As a junior curler, Mathers played second for the Mathew Camm rink at the 2011 Canadian Junior Curling Championships, representing Ontario. The team lost to Saskatchewan's Braeden Moskowy in the final. That season, they also played in the 2010 Canada Cup of Curling (going 0–5) and the 2011 Players' Championship, Mathers' first Grand Slam event, where they won just one game.

===Men's===
Following his junior career, Mathers was picked up to play lead for the John Epping rink. This team would find immediate success on the World Curling Tour, winning the 2011 AMJ Campbell Shorty Jenkins Classic which was their first event of the season. The team played in the Grand Slams that season, losing in the final of the 2011 World Cup of Curling, failing to qualify at the 2011 BDO Canadian Open and winning the 2012 Players' Championship. Despite their success, the team failed to qualify for the provincial championship that season.

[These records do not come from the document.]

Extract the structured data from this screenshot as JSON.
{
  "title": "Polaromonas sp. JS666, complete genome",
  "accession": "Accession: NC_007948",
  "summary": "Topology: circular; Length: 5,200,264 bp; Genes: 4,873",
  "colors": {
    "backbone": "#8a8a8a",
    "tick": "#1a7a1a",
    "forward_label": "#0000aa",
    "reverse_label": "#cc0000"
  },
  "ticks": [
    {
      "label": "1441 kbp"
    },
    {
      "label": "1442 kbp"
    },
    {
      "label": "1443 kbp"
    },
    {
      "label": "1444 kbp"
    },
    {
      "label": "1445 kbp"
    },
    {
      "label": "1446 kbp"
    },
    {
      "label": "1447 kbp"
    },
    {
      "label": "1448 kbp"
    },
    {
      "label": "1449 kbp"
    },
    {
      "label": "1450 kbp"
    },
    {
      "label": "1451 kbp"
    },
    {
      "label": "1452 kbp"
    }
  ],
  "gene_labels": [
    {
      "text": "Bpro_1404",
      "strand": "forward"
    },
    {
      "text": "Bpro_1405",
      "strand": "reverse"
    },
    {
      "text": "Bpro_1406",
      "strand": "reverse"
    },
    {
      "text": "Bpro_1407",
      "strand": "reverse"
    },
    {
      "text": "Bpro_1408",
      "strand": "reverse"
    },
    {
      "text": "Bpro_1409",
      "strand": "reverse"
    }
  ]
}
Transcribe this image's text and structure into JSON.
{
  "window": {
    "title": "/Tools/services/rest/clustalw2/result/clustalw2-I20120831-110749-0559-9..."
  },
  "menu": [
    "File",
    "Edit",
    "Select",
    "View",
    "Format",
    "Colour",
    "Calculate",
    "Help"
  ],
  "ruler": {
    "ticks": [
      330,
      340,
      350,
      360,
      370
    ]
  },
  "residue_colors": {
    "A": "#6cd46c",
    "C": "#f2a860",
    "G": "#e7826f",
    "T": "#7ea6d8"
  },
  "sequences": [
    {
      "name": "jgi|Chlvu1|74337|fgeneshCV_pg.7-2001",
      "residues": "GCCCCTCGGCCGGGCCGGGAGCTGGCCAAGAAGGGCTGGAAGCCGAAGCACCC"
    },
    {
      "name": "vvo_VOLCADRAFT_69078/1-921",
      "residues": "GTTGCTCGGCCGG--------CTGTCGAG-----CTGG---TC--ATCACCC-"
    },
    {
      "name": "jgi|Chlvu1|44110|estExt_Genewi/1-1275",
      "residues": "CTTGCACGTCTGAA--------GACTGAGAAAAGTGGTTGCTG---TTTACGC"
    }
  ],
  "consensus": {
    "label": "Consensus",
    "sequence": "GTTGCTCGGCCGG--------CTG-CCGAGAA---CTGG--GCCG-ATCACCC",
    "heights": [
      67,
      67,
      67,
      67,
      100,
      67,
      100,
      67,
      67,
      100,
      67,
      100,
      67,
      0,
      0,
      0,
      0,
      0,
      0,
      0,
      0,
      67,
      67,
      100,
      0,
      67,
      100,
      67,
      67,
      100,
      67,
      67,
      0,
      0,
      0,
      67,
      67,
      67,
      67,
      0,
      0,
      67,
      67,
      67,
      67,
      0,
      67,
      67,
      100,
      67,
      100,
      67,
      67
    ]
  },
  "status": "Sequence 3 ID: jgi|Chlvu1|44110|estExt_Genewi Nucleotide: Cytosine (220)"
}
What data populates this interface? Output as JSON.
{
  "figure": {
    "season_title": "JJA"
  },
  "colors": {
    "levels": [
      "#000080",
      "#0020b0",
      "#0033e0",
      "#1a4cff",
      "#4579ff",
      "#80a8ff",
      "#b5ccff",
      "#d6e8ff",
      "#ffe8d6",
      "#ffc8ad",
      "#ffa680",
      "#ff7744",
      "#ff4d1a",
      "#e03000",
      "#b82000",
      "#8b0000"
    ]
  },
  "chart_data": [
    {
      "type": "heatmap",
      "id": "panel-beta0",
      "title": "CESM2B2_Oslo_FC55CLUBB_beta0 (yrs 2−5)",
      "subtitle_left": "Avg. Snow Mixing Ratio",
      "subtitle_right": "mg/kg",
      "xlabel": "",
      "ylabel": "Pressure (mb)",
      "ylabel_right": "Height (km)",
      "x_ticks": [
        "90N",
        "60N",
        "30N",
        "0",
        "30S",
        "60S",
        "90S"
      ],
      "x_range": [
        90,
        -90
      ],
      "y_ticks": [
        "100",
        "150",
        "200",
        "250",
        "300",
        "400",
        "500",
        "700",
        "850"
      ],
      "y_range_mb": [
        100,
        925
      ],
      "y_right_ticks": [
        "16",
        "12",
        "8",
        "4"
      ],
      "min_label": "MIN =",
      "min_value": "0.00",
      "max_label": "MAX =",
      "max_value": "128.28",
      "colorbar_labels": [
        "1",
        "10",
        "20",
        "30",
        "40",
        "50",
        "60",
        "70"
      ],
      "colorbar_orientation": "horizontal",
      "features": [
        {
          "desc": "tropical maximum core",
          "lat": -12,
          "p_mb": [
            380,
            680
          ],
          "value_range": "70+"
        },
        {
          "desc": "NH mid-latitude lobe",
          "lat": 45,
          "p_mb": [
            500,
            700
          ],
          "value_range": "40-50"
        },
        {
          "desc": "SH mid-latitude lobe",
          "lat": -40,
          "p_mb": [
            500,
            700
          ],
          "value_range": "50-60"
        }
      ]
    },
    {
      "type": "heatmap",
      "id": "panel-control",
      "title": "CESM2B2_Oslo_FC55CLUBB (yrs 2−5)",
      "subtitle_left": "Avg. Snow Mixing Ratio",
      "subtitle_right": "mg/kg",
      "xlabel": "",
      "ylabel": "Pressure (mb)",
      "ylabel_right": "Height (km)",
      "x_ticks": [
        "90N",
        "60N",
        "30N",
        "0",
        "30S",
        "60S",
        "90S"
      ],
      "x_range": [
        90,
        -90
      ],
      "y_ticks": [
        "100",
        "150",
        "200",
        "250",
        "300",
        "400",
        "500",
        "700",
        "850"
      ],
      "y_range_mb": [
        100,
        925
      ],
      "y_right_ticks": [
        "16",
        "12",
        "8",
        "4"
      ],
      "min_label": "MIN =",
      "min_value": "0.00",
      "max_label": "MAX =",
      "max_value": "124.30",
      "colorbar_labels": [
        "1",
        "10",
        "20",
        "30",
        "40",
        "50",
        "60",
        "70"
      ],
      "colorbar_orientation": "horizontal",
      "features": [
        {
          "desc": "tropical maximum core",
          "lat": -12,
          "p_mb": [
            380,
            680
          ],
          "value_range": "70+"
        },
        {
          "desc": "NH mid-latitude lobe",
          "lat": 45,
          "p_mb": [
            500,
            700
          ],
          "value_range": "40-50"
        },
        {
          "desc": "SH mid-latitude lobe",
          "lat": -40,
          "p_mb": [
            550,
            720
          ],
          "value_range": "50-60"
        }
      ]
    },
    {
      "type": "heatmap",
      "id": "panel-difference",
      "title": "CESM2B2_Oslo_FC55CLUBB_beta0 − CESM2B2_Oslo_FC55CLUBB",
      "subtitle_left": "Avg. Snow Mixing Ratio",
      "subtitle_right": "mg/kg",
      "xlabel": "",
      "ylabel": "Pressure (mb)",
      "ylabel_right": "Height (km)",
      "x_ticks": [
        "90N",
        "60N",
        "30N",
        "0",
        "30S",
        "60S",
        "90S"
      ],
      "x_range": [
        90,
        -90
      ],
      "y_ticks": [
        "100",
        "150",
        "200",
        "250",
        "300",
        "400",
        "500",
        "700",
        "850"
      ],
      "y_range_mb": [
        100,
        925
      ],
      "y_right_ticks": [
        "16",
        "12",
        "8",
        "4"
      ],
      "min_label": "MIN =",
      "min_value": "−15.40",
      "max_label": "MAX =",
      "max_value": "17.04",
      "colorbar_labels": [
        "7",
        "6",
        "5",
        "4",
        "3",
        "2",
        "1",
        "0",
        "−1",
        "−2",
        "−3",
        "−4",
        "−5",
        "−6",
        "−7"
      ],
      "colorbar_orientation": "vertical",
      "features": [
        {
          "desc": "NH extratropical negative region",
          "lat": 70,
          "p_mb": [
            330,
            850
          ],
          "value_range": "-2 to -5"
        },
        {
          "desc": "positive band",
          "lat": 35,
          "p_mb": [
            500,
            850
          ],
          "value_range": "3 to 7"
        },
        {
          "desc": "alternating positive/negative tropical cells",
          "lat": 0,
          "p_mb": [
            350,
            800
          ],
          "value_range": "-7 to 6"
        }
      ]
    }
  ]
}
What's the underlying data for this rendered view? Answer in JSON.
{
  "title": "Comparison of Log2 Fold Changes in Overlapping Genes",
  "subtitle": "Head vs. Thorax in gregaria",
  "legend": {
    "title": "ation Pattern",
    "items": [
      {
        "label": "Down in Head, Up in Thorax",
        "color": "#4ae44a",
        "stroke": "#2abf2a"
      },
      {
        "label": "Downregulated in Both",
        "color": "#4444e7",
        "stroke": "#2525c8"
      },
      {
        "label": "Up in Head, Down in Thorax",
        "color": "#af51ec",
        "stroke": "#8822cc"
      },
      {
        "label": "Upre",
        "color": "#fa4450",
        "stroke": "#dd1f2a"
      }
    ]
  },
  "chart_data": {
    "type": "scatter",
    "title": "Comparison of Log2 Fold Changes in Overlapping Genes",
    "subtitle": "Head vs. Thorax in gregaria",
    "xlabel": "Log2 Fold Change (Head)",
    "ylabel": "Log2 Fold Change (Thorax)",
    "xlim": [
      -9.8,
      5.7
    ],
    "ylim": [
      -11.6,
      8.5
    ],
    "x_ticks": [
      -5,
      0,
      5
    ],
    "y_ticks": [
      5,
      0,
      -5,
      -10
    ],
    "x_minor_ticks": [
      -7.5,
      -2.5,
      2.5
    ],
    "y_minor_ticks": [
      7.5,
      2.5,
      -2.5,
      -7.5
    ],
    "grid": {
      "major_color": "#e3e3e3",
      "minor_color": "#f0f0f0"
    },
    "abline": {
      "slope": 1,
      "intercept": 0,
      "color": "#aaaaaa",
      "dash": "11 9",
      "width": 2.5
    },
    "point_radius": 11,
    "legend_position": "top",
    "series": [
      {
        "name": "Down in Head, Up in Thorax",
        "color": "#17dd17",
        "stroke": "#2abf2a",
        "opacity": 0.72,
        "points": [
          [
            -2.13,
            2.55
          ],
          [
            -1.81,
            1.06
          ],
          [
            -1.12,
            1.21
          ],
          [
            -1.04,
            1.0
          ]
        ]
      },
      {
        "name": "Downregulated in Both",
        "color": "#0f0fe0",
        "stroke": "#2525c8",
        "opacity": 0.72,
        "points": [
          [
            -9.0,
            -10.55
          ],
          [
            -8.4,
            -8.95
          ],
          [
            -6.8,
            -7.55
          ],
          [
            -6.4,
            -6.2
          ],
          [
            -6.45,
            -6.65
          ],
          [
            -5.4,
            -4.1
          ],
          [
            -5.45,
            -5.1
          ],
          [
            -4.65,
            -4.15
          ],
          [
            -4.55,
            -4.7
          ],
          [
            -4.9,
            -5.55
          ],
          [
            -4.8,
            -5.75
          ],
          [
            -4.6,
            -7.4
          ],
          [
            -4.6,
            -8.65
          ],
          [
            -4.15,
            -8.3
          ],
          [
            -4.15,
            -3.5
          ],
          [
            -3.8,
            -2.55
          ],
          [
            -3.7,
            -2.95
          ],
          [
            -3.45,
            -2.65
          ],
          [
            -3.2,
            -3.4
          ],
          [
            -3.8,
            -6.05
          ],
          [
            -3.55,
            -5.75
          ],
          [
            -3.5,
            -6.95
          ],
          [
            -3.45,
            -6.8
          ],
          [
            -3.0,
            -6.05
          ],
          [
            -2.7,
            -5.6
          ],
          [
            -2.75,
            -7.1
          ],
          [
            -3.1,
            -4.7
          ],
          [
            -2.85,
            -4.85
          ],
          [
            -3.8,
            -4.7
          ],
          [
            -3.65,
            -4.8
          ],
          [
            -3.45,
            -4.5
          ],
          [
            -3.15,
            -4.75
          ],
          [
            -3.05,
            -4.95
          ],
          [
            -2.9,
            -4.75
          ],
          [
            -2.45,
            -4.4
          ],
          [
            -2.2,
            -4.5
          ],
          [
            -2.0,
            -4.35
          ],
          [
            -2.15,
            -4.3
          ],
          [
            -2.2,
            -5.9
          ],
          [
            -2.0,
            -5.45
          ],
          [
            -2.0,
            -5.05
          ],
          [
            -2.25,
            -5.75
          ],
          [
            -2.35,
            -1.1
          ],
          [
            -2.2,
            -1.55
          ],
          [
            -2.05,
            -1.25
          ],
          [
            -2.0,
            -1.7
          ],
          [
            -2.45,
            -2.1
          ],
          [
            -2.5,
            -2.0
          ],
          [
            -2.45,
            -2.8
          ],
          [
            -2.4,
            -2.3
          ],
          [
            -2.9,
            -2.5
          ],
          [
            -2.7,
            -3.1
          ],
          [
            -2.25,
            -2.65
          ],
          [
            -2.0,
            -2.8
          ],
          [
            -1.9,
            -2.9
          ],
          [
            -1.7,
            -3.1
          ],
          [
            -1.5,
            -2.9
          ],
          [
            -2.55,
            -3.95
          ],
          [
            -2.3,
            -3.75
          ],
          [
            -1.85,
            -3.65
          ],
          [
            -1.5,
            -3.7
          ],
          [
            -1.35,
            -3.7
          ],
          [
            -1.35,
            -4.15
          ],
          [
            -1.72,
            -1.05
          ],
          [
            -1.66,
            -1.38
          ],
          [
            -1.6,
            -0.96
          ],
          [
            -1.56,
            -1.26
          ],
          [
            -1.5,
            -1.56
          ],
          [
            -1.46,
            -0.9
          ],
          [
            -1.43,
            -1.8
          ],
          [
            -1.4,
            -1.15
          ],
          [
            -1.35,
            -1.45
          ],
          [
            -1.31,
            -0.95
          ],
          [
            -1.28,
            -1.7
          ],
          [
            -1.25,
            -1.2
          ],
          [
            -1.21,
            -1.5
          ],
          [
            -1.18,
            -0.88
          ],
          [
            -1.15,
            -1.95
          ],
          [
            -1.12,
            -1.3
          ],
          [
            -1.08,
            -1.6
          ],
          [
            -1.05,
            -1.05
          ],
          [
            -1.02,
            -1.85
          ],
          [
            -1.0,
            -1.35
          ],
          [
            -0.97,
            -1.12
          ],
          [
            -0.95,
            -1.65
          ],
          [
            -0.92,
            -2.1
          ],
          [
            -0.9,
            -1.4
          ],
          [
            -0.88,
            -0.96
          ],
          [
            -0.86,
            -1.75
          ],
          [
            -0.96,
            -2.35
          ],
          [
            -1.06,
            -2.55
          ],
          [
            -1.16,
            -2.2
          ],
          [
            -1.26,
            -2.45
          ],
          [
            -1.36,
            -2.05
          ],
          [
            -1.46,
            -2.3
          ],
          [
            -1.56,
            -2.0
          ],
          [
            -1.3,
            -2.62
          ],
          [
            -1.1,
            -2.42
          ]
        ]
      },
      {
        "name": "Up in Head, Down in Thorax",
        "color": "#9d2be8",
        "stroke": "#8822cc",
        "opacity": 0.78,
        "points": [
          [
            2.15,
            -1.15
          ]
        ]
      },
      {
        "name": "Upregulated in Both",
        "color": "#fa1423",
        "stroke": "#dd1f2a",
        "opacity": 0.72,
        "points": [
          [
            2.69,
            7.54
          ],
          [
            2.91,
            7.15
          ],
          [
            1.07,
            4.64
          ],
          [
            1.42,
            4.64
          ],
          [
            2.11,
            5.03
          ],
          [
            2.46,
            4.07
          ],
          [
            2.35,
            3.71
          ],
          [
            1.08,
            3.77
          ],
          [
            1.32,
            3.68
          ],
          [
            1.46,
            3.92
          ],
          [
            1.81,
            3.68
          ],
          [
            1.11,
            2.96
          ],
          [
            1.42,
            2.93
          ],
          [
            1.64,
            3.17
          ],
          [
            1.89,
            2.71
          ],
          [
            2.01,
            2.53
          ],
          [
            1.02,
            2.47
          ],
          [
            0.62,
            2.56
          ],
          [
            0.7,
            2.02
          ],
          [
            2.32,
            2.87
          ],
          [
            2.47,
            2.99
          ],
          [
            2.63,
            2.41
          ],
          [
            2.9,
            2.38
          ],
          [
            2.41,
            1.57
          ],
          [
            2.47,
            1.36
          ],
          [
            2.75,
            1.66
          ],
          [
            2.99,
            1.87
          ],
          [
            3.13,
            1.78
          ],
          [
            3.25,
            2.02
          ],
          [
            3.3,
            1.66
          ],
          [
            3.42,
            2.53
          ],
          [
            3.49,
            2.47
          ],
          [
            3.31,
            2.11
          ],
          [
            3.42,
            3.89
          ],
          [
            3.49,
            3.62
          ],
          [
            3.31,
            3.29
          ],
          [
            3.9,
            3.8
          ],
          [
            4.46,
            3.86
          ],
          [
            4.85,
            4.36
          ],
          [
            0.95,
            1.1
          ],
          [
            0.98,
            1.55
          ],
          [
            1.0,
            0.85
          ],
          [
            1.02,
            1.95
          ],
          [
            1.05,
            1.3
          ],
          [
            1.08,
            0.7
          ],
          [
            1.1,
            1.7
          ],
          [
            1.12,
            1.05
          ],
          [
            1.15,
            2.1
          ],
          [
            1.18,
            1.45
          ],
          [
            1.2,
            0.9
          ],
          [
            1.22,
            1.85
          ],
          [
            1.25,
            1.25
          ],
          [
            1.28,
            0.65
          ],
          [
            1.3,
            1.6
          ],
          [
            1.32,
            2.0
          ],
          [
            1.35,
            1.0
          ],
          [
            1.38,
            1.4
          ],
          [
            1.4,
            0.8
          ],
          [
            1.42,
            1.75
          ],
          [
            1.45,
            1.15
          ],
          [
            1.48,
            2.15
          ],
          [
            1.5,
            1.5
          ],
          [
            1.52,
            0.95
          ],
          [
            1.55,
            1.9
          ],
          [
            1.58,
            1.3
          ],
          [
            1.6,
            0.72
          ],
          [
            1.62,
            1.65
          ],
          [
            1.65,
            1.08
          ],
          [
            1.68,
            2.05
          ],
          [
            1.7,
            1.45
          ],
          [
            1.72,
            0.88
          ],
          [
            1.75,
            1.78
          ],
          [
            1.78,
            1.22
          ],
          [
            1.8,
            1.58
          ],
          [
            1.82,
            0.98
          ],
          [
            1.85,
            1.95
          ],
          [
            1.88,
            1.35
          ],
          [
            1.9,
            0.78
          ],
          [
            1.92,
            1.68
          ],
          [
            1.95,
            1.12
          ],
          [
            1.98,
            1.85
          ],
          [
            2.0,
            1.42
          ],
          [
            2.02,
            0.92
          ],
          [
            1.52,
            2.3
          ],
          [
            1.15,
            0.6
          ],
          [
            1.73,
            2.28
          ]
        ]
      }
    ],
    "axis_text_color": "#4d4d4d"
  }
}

The next season, the team began the season by winning two straight WCT events (the 2012 AMJ Campbell Shorty Jenkins Classic and the 2012 Point Optical Curling Classic). The team entered all four Slams that season, failing to qualify for the playoffs in three of the four events. Their best result was the quarter-finals at the 2013 Players' Championship. The team also played at the 2012 Canada Cup of Curling, winning just three games. The team did make it to the provincial championships that season. At the 2013 provincial championship, they lost in the semi-final.

Their relative success over the previous two seasons gave the Epping rink a direct berth to the 2013 Canadian Olympic Curling Trials, just edging out the defending Brier champion Brad Jacobs rink on the CRTS ranking. However, the rink won just one game at the Trials, finishing last. The team did not win any WCT events in the 2013-14 curling season. The team played in two Slams, failing to qualify at the 2013 Masters of Curling and losing in the quarter-finals of the 2013 Canadian Open of Curling. The team played at the 2014 provincial championship, but failed to make the playoffs. At the end of the season, the Epping rink dissolved and Mathers joined the Mark Kean team, playing second.

Mathers finally won a provincial championship with Kean in 2015. The team would beat Epping in the final of the 2015 Ontario Tankard. They would represent Ontario at the 2015 Tim Hortons Brier, finishing with a 5–6 record.

Mathers moved to Charlottetown, Prince Edward Island for one season, playing for the Adam Casey rink. The team won the 2016 PEI Tankard, and represented Prince Edward Island at the 2016 Tim Hortons Brier, finishing with a 2–9 record. Mathers then moved to Ottawa, joining Team Glenn Howard. The team won the 2017 Ontario Tankard, and represented Ontario at the 2017 Tim Hortons Brier, finishing with a 4–7 record.

==Personal life==
Mathers currently works as a national branch manager for Canada Brokerlink in Ottawa. He is married to fellow curler Lynn Kreviazuk, and coached her rink, Team Jacqueline Harrison at the 2021 Canadian Olympic Curling Trials. Mathers focus is the Canadian Curling Club program for the company insuring curling clubs across Canada. When in P.E.I. Mathers worked for Fox Meadows Golf Club for the 10 months he was there, living in Charlottetown, Prince Edward Island.